Aslında bu bisikleti biz çocuklar için değil, kendisi için getirmişti babam. Köyde, mahalle içinde fazla bindiğini hatırlamıyorum ama bir gün bisikletle Giresun’a gitmeye kalktı. Gitti de. Köyle Giresun arası yaklaşık 40 kilometre. Yol toprak, çakıl. Camili’ye kadar rahat gitmiş. Camili’den aşağı inerken, aşağıdan gelen kamyondan kaçayım derken yoldan çıkmış. Dikenli tellerin arasından fındık bahçesine yuvarlanmış. Kollarında yaralar, başında yarık vardı ama şükür ki hayati bir hasar almamış. Bisiklette de hasar vardı ama anlaşılan yürümesine engel değilmiş. Dönüş yolunda, yolun yarıdan fazlası rampa (yokuş) olduğu için, bisikletle birlikte yürüyerek, birbirlerine arkadaşlık ederek dönmüşlerdi köye.

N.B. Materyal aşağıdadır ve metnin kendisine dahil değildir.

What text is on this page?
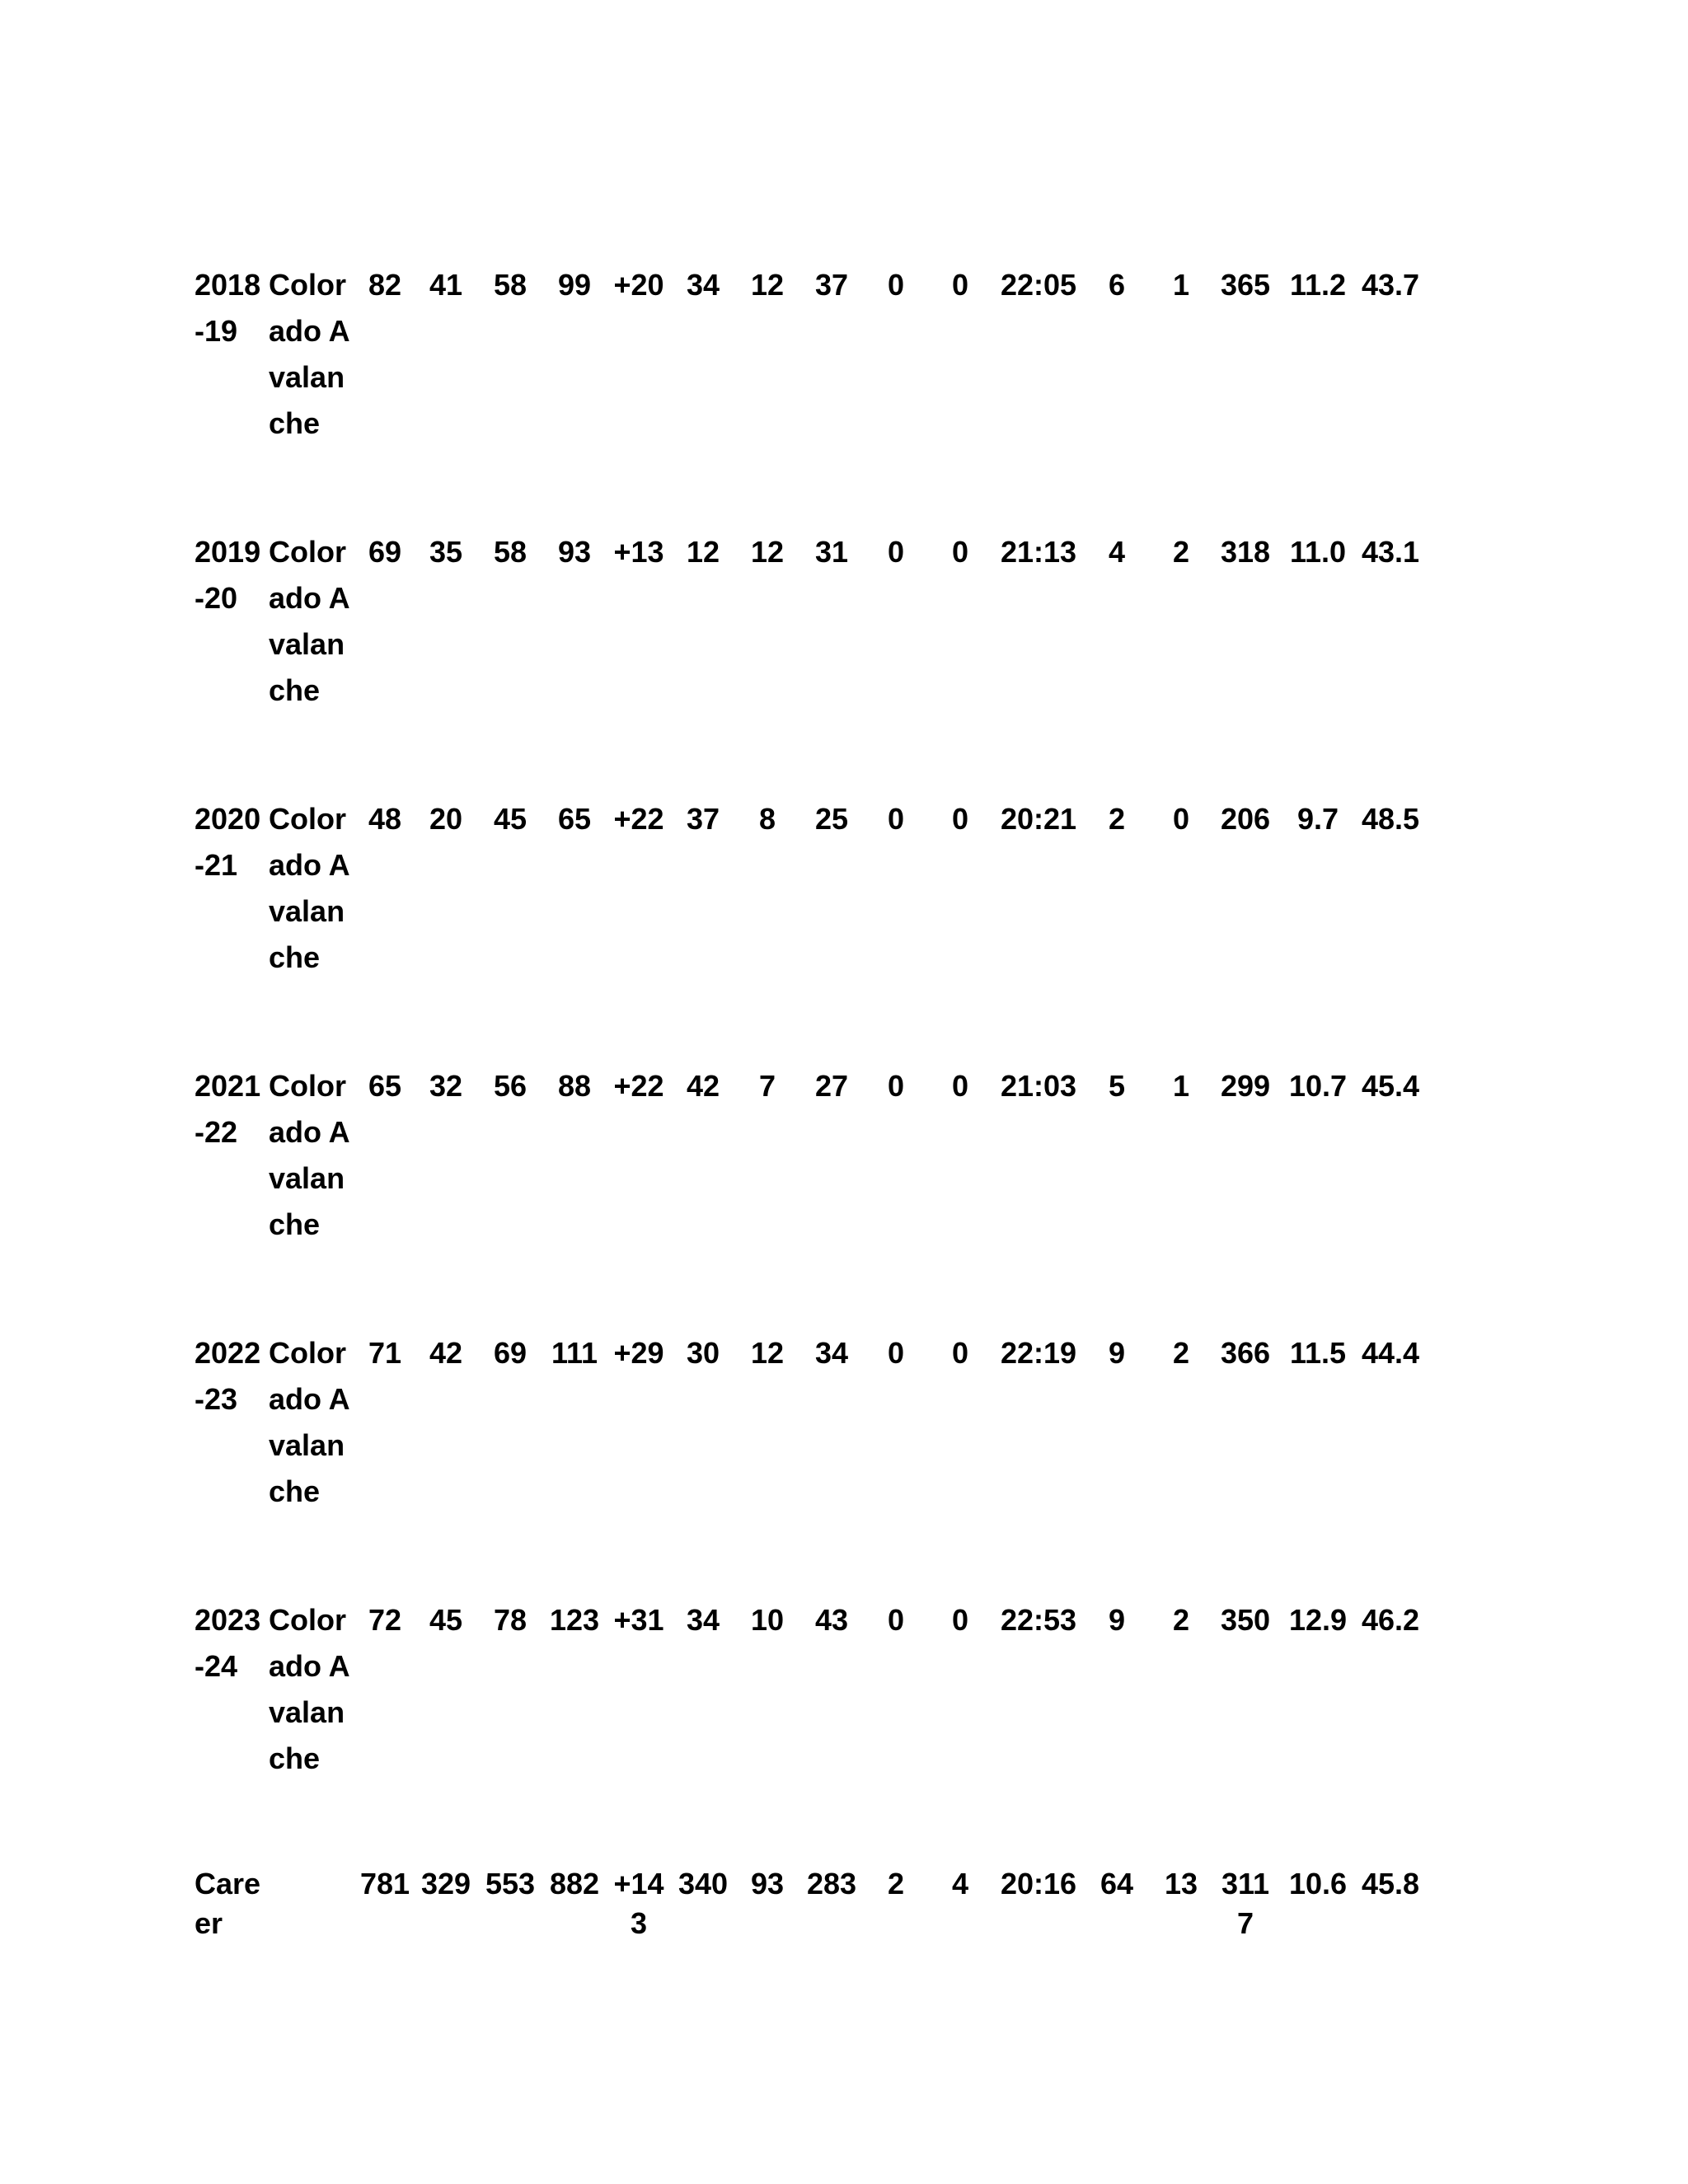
2018-19	Colorado Avalanche	82	41	58	99	+20	34	12	37	0	0	22:05	6	1	365	11.2	43.7
2019-20	Colorado Avalanche	69	35	58	93	+13	12	12	31	0	0	21:13	4	2	318	11.0	43.1
2020-21	Colorado Avalanche	48	20	45	65	+22	37	8	25	0	0	20:21	2	0	206	9.7	48.5
2021-22	Colorado Avalanche	65	32	56	88	+22	42	7	27	0	0	21:03	5	1	299	10.7	45.4
2022-23	Colorado Avalanche	71	42	69	111	+29	30	12	34	0	0	22:19	9	2	366	11.5	44.4
2023-24	Colorado Avalanche	72	45	78	123	+31	34	10	43	0	0	22:53	9	2	350	12.9	46.2
Career		781	329	553	882	+143	340	93	283	2	4	20:16	64	13	3117	10.6	45.8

Allah rahmet eylesin, gizli bir bisiklet, motosiklet tutkusu varmış babamın. Bir motosiklet kazasını da İstanbul’da yaşamıştı. Motosiklet almaya kalkışmış, almak istediği motosiklet ile deneme sürüşü yaparken, dosdoğru önündeki duvara vurmuş, alçak duvarın üstünden uçmuştu. Bu kaza gözünü korkutmuş olmalı ki, motosikleti almaktan vazgeçmişti. Mekanın cennet olsun babam.